Apart from these, JPMorgan, along with other global banks including Citigroup (C - Free Report) , Morgan Stanley (MS - Free Report) , UBS Group AG, and Goldman Sachs, is trying to capitalize on the opportunity to expand in China’s $53-trillion financial market, which is now open to foreign firms following the removal of restrictions on ownership. This August, it received regulatory approval to obtain full ownership of its China securities joint venture – J.P. Morgan Securities (China) Co.

At that time, CEO Jamie Dimon had stated, “China represents one of the largest opportunities in the world for many of our clients and for JPMorgan Chase. Our scale and global capabilities give us a unique ability to help Chinese companies grow internationally and also support global investors as they expand into China’s maturing capital markets.”

Per the data available from Refinitiv, Dealogic, and media reports, it is estimated that JPMorgan has acquired and invested in more than 30 companies so far this year. This is the most since 2012 when this Zacks Rank #2 (Buy) bank had inked more than 35 deals. You can see the complete list of today’s Zacks #1 Rank (Strong Buy) stocks here.

While so much is being discussed about JPMorgan’s recent expansion plans, today we are trying to understand the reasons for its recent binge.

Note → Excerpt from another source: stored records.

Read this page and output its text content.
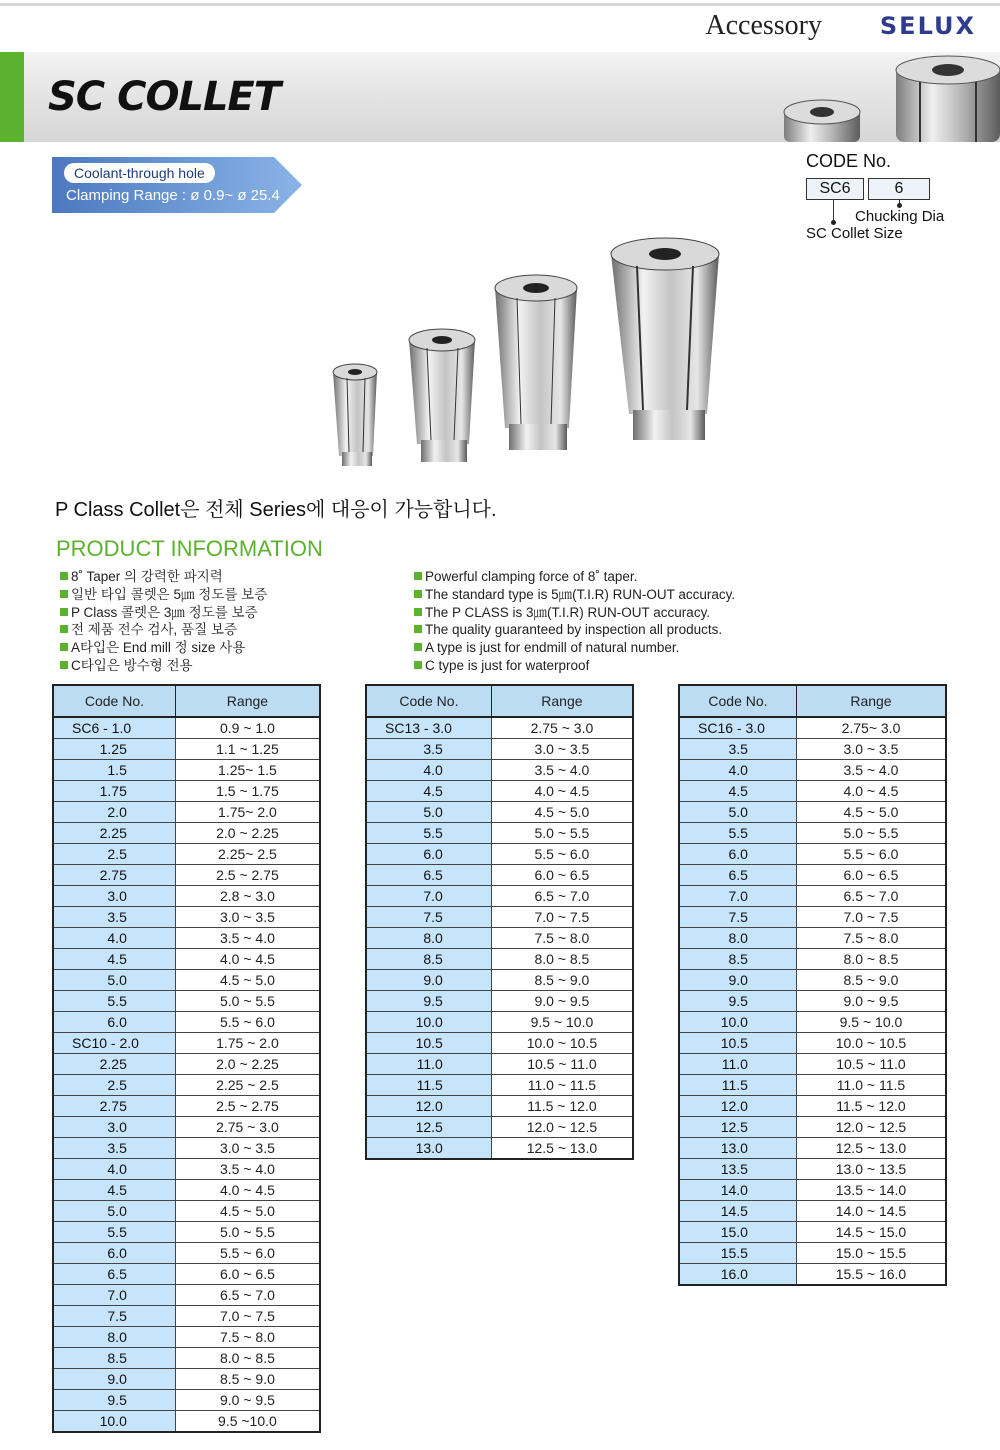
Accessory SELUX
SC COLLET
Coolant-through hole
Clamping Range : ø 0.9~ ø 25.4
CODE No.
SC6	6
Chucking Dia
SC Collet Size
P Class Collet은 전체 Series에 대응이 가능합니다.
PRODUCT INFORMATION
8˚ Taper 의 강력한 파지력
일반 타입 콜렛은 5㎛ 정도를 보증
P Class 콜렛은 3㎛ 정도를 보증
전 제품 전수 검사, 품질 보증
A타입은 End mill 정 size 사용
C타입은 방수형 전용
Powerful clamping force of 8˚ taper.
The standard type is 5㎛(T.I.R) RUN-OUT accuracy.
The P CLASS is 3㎛(T.I.R) RUN-OUT accuracy.
The quality guaranteed by inspection all products.
A type is just for endmill of natural number.
C type is just for waterproof
Code No.	Range
SC6 - 1.0	0.9 ~ 1.0
1.25	1.1 ~ 1.25
1.5	1.25~ 1.5
1.75	1.5 ~ 1.75
2.0	1.75~ 2.0
2.25	2.0 ~ 2.25
2.5	2.25~ 2.5
2.75	2.5 ~ 2.75
3.0	2.8 ~ 3.0
3.5	3.0 ~ 3.5
4.0	3.5 ~ 4.0
4.5	4.0 ~ 4.5
5.0	4.5 ~ 5.0
5.5	5.0 ~ 5.5
6.0	5.5 ~ 6.0
SC10 - 2.0	1.75 ~ 2.0
2.25	2.0 ~ 2.25
2.5	2.25 ~ 2.5
2.75	2.5 ~ 2.75
3.0	2.75 ~ 3.0
3.5	3.0 ~ 3.5
4.0	3.5 ~ 4.0
4.5	4.0 ~ 4.5
5.0	4.5 ~ 5.0
5.5	5.0 ~ 5.5
6.0	5.5 ~ 6.0
6.5	6.0 ~ 6.5
7.0	6.5 ~ 7.0
7.5	7.0 ~ 7.5
8.0	7.5 ~ 8.0
8.5	8.0 ~ 8.5
9.0	8.5 ~ 9.0
9.5	9.0 ~ 9.5
10.0	9.5 ~10.0
Code No.	Range
SC13 - 3.0	2.75 ~ 3.0
3.5	3.0 ~ 3.5
4.0	3.5 ~ 4.0
4.5	4.0 ~ 4.5
5.0	4.5 ~ 5.0
5.5	5.0 ~ 5.5
6.0	5.5 ~ 6.0
6.5	6.0 ~ 6.5
7.0	6.5 ~ 7.0
7.5	7.0 ~ 7.5
8.0	7.5 ~ 8.0
8.5	8.0 ~ 8.5
9.0	8.5 ~ 9.0
9.5	9.0 ~ 9.5
10.0	9.5 ~ 10.0
10.5	10.0 ~ 10.5
11.0	10.5 ~ 11.0
11.5	11.0 ~ 11.5
12.0	11.5 ~ 12.0
12.5	12.0 ~ 12.5
13.0	12.5 ~ 13.0
Code No.	Range
SC16 - 3.0	2.75~ 3.0
3.5	3.0 ~ 3.5
4.0	3.5 ~ 4.0
4.5	4.0 ~ 4.5
5.0	4.5 ~ 5.0
5.5	5.0 ~ 5.5
6.0	5.5 ~ 6.0
6.5	6.0 ~ 6.5
7.0	6.5 ~ 7.0
7.5	7.0 ~ 7.5
8.0	7.5 ~ 8.0
8.5	8.0 ~ 8.5
9.0	8.5 ~ 9.0
9.5	9.0 ~ 9.5
10.0	9.5 ~ 10.0
10.5	10.0 ~ 10.5
11.0	10.5 ~ 11.0
11.5	11.0 ~ 11.5
12.0	11.5 ~ 12.0
12.5	12.0 ~ 12.5
13.0	12.5 ~ 13.0
13.5	13.0 ~ 13.5
14.0	13.5 ~ 14.0
14.5	14.0 ~ 14.5
15.0	14.5 ~ 15.0
15.5	15.0 ~ 15.5
16.0	15.5 ~ 16.0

1. Counter Low Interest Rates: Since March 2020, the Federal Reserve has kept the interest rates at near-zero to support the U.S. economy from the coronavirus-related mayhem. Though in its September FOMC the central bank hinted at raising rates in late 2022, the low interest rate environment and continued weak demand for loans have hurt JPMorgan’s net interest income (NII) growth and resulted in the contraction of net yield on interest-earning assets over the past several quarters. For 2021, management anticipates NII to be approximately $52.5 billion, down almost 4% from the 2020 level.

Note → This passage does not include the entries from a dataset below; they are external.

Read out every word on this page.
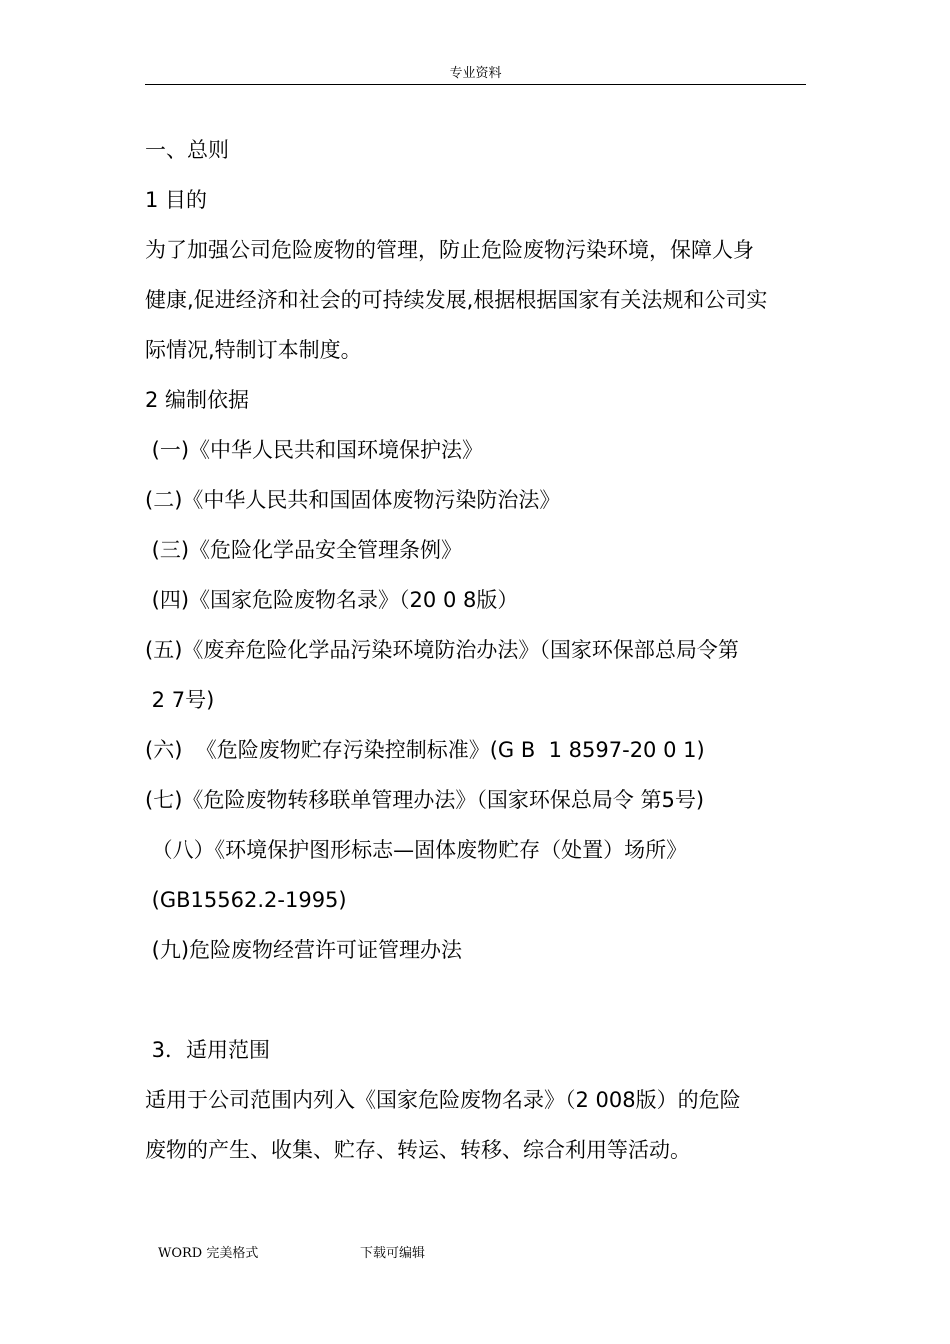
专业资料
一、总则
1 目的
为了加强公司危险废物的管理，防止危险废物污染环境，保障人身
健康,促进经济和社会的可持续发展,根据根据国家有关法规和公司实
际情况,特制订本制度。
2 编制依据
(一)《中华人民共和国环境保护法》
(二)《中华人民共和国固体废物污染防治法》
(三)《危险化学品安全管理条例》
(四)《国家危险废物名录》（20 0 8版）
(五)《废弃危险化学品污染环境防治办法》（国家环保部总局令第
2 7号)
(六)  《危险废物贮存污染控制标准》(G B  1 8597-20 0 1)
(七)《危险废物转移联单管理办法》（国家环保总局令 第5号)
（八）《环境保护图形标志—固体废物贮存（处置）场所》
(GB15562.2-1995)
(九)危险废物经营许可证管理办法
3．适用范围
适用于公司范围内列入《国家危险废物名录》（2 008版）的危险
废物的产生、收集、贮存、转运、转移、综合利用等活动。
WORD 完美格式	下载可编辑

While this dismal macroeconomic scenario is not expected to reverse anytime soon, JPMorgan is making efforts to boost non-interest income, which supported its financials in 2020. Last year, non-interest income grew 12% on the back of a boom in trading and investment banking (IB) operations. While trading is normalizing, IB business and other fee-generating operations are expected to keep up the momentum, at least over the next few quarters.

2. Compete With FinTechs: Banking sector as a whole is facing competition from FinTechs. Several big tech names including Amazon, Google, and Square Inc., among others, are trying to come up with some sort of business that will compete with traditional banks. Though it is well-known that these firms can’t directly serve clients by providing banking services thanks to strict banking regulations, banks like JPMorgan are increasingly facing pressure to technologically upgrade offerings. Thus, the company is heavily investing in artificial intelligence and other digital platforms, and even partnering/acquiring providers of such services as there has been a significant rise in demand for these amid the coronavirus pandemic.

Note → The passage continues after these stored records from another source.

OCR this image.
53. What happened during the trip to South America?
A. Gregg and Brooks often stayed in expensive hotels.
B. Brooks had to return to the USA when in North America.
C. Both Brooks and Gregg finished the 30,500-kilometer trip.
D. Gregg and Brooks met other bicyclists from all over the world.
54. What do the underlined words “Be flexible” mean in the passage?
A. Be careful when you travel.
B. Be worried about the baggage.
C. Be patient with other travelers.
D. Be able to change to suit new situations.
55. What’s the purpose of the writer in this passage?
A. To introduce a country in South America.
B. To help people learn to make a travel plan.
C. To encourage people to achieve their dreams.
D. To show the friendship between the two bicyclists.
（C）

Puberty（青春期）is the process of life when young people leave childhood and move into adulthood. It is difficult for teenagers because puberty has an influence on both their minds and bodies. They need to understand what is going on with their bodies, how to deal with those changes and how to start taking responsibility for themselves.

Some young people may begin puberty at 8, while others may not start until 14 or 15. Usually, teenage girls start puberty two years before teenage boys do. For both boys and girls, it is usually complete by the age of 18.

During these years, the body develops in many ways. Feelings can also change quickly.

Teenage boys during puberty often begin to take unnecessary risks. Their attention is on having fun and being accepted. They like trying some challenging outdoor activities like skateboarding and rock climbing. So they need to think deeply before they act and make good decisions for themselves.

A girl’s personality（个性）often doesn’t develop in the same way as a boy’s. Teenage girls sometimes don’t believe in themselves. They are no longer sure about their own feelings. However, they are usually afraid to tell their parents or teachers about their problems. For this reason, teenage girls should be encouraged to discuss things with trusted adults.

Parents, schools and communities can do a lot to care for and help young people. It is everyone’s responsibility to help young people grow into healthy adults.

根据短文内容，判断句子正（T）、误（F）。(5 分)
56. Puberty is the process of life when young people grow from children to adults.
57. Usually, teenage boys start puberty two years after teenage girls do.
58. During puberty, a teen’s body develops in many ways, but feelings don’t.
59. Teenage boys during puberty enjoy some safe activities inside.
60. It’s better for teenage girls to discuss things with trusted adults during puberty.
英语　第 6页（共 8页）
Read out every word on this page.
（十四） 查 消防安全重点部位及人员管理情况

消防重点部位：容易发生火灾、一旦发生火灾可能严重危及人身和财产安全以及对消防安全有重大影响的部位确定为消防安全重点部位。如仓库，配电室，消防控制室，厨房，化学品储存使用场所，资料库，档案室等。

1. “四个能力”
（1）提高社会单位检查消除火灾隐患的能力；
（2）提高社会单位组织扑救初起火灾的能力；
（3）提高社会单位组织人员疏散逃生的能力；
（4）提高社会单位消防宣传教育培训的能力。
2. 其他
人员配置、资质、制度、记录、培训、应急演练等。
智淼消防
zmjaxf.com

3.Scale Up Operations: With its huge size (more than 4,800 branches) and global presence, JPMorgan has all the means to further scale up its businesses. However, given its size, the company is not allowed to take over another bank owing to regulations. Now, the COVID-19 pandemic has given the company an opportunity to leverage its scale by filling up gaps in its offerings by undertaking such smaller deals, which doesn’t attract much regulatory scrutiny.